Los Yankees ganan y la civilización celebra su triunfo definitivo

En un despliegue de relevancia cósmica, los sumos sacerdotes del bate, Giancarlo Stanton y Aaron Judge, oficiaron su ritual semanal de golpear esféricos de cuero con palos de madera. El evento, celebrado en el sagrado coliseo neoyorquino, mantuvo a las huestes yanquis en un empate numérico con la tribu canadiense de los Azulejos, un dato de importancia capital para el futuro de la galaxia.

Stanton, un titán cuya musculatura parece esculpida por el mismo dios del comercio, propulsó dos esferas más allá de los muros del recinto, acumulando así su cuadragésimo octavo sacrificio al dios de las estadísticas. Mientras, Judge, un gigante de mirada serena que bien podría estar decidiendo el destino de naciones, conectó su quincuagésimo segundo proyectil, un misil que aterrizó en el Monument Park, un cementerio de glorias pasadas que observa con nostalgia cómo los nuevos dioses superan sus hazañas con fría eficiencia.

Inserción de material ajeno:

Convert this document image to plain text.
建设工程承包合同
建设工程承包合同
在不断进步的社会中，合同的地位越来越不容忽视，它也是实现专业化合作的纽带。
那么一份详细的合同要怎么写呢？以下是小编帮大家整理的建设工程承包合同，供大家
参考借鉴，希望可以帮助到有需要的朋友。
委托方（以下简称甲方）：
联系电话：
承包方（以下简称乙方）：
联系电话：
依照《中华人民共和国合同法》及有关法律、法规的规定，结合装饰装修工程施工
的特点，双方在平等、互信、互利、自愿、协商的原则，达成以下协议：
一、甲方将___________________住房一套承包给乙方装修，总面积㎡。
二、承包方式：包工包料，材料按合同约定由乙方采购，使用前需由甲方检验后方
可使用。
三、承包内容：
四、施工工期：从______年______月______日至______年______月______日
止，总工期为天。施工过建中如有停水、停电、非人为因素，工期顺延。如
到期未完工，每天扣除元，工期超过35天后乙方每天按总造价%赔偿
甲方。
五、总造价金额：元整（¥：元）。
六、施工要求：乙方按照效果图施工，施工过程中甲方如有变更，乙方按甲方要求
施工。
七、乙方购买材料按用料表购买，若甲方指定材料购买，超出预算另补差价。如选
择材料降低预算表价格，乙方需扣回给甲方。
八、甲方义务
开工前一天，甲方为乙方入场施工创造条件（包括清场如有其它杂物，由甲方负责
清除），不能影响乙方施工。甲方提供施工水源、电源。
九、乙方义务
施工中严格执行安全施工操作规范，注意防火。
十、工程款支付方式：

El pueblo, absorto en este ballet de fuerza bruta, celebró efusivamente cada carrera impulsada, cada número añadido a la columna del récord. La victoria, por supuesto, estaba cantada. Cuando estos dos colosos golpean la pelota en el mismo acto litúrgico, el triunfo está prácticamente garantizado en un sorprendente 87.9% de los casos, una ley natural tan inquebrantable como la de la gravedad.

Mientras tanto, en las sombras del bullpen, el caballero Rogers cumplió con su papel de villano momentáneo, permitiendo que los oráculos del otro bando también tuvieran su minuto de gloria efímera. Todo debe parecer equilibrado en este gran teatro. La temporada de Stanton, marcada por un inicio tardío debido a una inflamación en los codos —una de esas miserias terrenales que aquejan incluso a los semidioses—, fue citada como un ejemplo de perseverancia, aunque su verdadero significado filosófico se perdiera entre las cifras de .267 y 64 carreras impulsadas.

Al final de la jornada, las tablas de posiciones reflejaban un empate perfecto, 92-68, un estado de gracia numérico que mantiene en vilo a millones de almas. El partido había concluido. Los dioses habían entretenido a las masas. Y en algún lugar, lejos del resplandor de las gradas, los problemas reales del mundo continuaron su imparable marcha, ignorados por completo, mientras los titulares proclamaban la verdadera victoria: la de un sistema que ha convertido el pan y el circo en jonrones y promedios de bateo.